Our reliance on smartphones has led to concerns that they lead to anxiety and stress. Could modifications in their design make a difference?

Smartphone usage in the UK is reaching saturation point, and the latest statistics show that 85 percent of over 16s own one. Back in 2014, a study suggested that we carry out more than 200 tasks per day on our smartphone – and in the years since, that number is sure to have risen. Whether you want to look at your bank balance, see tomorrow’s weather forecast, catch up on the latest news or simply check the time, you go straight to your phone. And as the Internet of Things continues to grow, usage will continue to escalate.

Already there are apps whereby you can use your phone to switch on the central heating, dim your lights or even unlock your car. The ubiquity of our phones, and the regularity with which we use them has, inevitably, raised concerns in certain quarters, with suggestions that usage can lead to depression and anxiety. However, if smartphones are here to stay, perhaps we should not be adopting a King Canute attitude of trying to stop the tide, but instead, we should look at design aspects of the phones and apps themselves.

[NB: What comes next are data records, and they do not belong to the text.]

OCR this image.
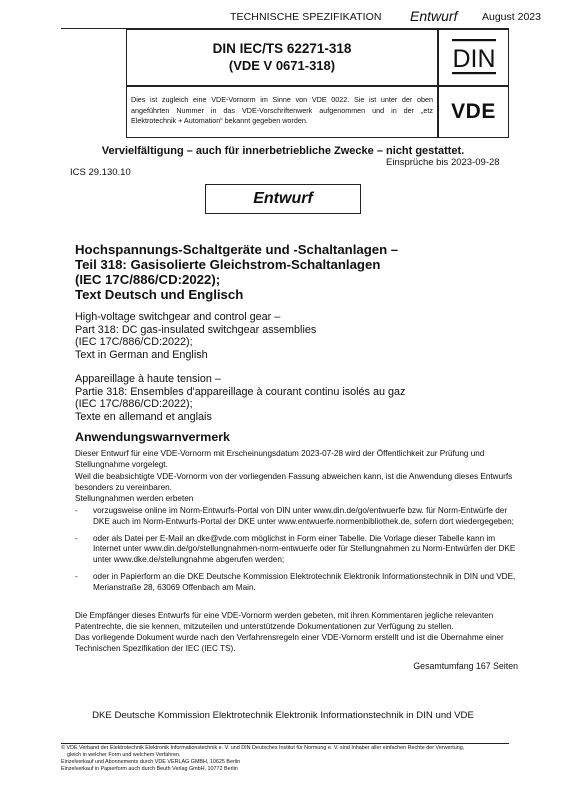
TECHNISCHE SPEZIFIKATION Entwurf August 2023
DIN IEC/TS 62271-318
(VDE V 0671-318)	DIN
Dies ist zugleich eine VDE-Vornorm im Sinne von VDE 0022. Sie ist unter der oben angeführten Nummer in das VDE-Vorschriftenwerk aufgenommen und in der „etz Elektrotechnik + Automation“ bekannt gegeben worden.	VDE
Vervielfältigung – auch für innerbetriebliche Zwecke – nicht gestattet.
Einsprüche bis 2023-09-28
ICS 29.130.10
Entwurf
Hochspannungs-Schaltgeräte und -Schaltanlagen –
Teil 318: Gasisolierte Gleichstrom-Schaltanlagen
(IEC 17C/886/CD:2022);
Text Deutsch und Englisch
High-voltage switchgear and control gear –
Part 318: DC gas-insulated switchgear assemblies
(IEC 17C/886/CD:2022);
Text in German and English
Appareillage à haute tension –
Partie 318: Ensembles d'appareillage à courant continu isolés au gaz
(IEC 17C/886/CD:2022);
Texte en allemand et anglais
Anwendungswarnvermerk
Dieser Entwurf für eine VDE-Vornorm mit Erscheinungsdatum 2023-07-28 wird der Öffentlichkeit zur Prüfung und Stellungnahme vorgelegt.
Weil die beabsichtigte VDE-Vornorm von der vorliegenden Fassung abweichen kann, ist die Anwendung dieses Entwurfs besonders zu vereinbaren.
Stellungnahmen werden erbeten
-	vorzugsweise online im Norm-Entwurfs-Portal von DIN unter www.din.de/go/entwuerfe bzw. für Norm-Entwürfe der DKE auch im Norm-Entwurfs-Portal der DKE unter www.entwuerfe.normenbibliothek.de, sofern dort wiedergegeben;
-	oder als Datei per E-Mail an dke@vde.com möglichst in Form einer Tabelle. Die Vorlage dieser Tabelle kann im Internet unter www.din.de/go/stellungnahmen-norm-entwuerfe oder für Stellungnahmen zu Norm-Entwürfen der DKE unter www.dke.de/stellungnahme abgerufen werden;
-	oder in Papierform an die DKE Deutsche Kommission Elektrotechnik Elektronik Informationstechnik in DIN und VDE, Merianstraße 28, 63069 Offenbach am Main.
Die Empfänger dieses Entwurfs für eine VDE-Vornorm werden gebeten, mit ihren Kommentaren jegliche relevanten Patentrechte, die sie kennen, mitzuteilen und unterstützende Dokumentationen zur Verfügung zu stellen.
Das vorliegende Dokument wurde nach den Verfahrensregeln einer VDE-Vornorm erstellt und ist die Übernahme einer Technischen Spezifikation der IEC (IEC TS).
Gesamtumfang 167 Seiten
DKE Deutsche Kommission Elektrotechnik Elektronik Informationstechnik in DIN und VDE
© VDE Verband der Elektrotechnik Elektronik Informationstechnik e. V. und DIN Deutsches Institut für Normung e. V. sind Inhaber aller einfachen Rechte der Verwertung,
gleich in welcher Form und welchem Verfahren.
Einzelverkauf und Abonnements durch VDE VERLAG GMBH, 10625 Berlin
Einzelverkauf in Papierform auch durch Beuth Verlag GmbH, 10772 Berlin
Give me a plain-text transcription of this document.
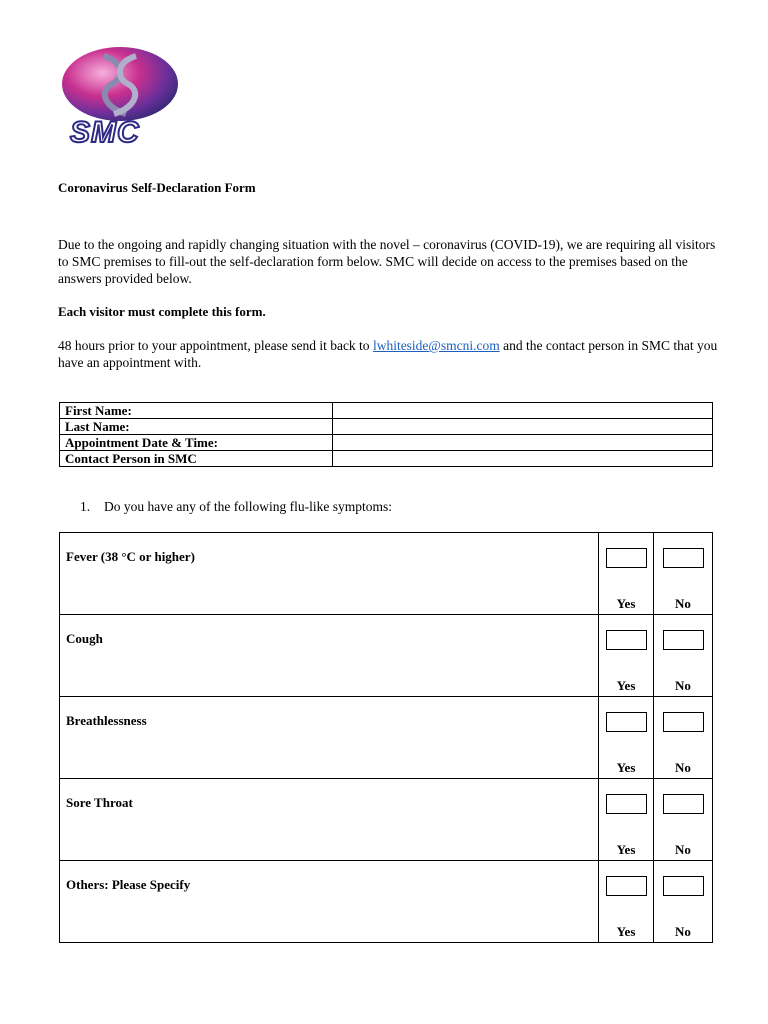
SMC
Coronavirus Self-Declaration Form
Due to the ongoing and rapidly changing situation with the novel – coronavirus (COVID-19), we are requiring all visitors to SMC premises to fill-out the self-declaration form below. SMC will decide on access to the premises based on the answers provided below.
Each visitor must complete this form.
48 hours prior to your appointment, please send it back to lwhiteside@smcni.com and the contact person in SMC that you have an appointment with.
First Name:	
Last Name:	
Appointment Date & Time:	
Contact Person in SMC	
1. Do you have any of the following flu-like symptoms:
Fever (38 °C or higher)	Yes	No

Cough	Yes	No

Breathlessness	Yes	No

Sore Throat	Yes	No

Others: Please Specify	Yes	No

What can designers do to help?

Talk about the role of designers in smartphones, and you tend to think of basic aesthetics, logo design and the like. However, they also have a fundamental role to play in the images that smartphone users are experiencing when they have their eyes fixed on the screen. Despite this being called a “mobile age” much of the content we consume on our smartphones is inherently designed for a much larger desktop screen, resulting in endless scrolling and zooming. Improving readability is key, and can be achieved by relatively simple design principles such as thinking better about the font and typeface used and ensuring there are the necessary stops in place to keep the content to the width of the screen.

Blue light

The world is experiencing something of an insomnia epidemic at the moment, and many people are blaming our smartphones. The blue light emitted by these as well as other electronic devices fools your brain into thinking it is daylight, and means it stops creating melatonin, known as the “sleep hormone.” Telling people not to look at their screens before bed is back in the realms of King Canute, but there are things phone designers can do to reduce exposure to blue light, by simply having the screen brightness set to automatically reduce during certain hours.

A work in progress

The alarming thing about smartphones is not that everyone uses them, but that there are still so many unanswered questions. What is the optimum screen size to maintain comfort in terms of both portability and readability? What about brightness? Which fonts work best on a small screen? These are all questions that need to be closely examined as we move towards the next generation of smartphones. And the designers have to be at the centre of the discussion.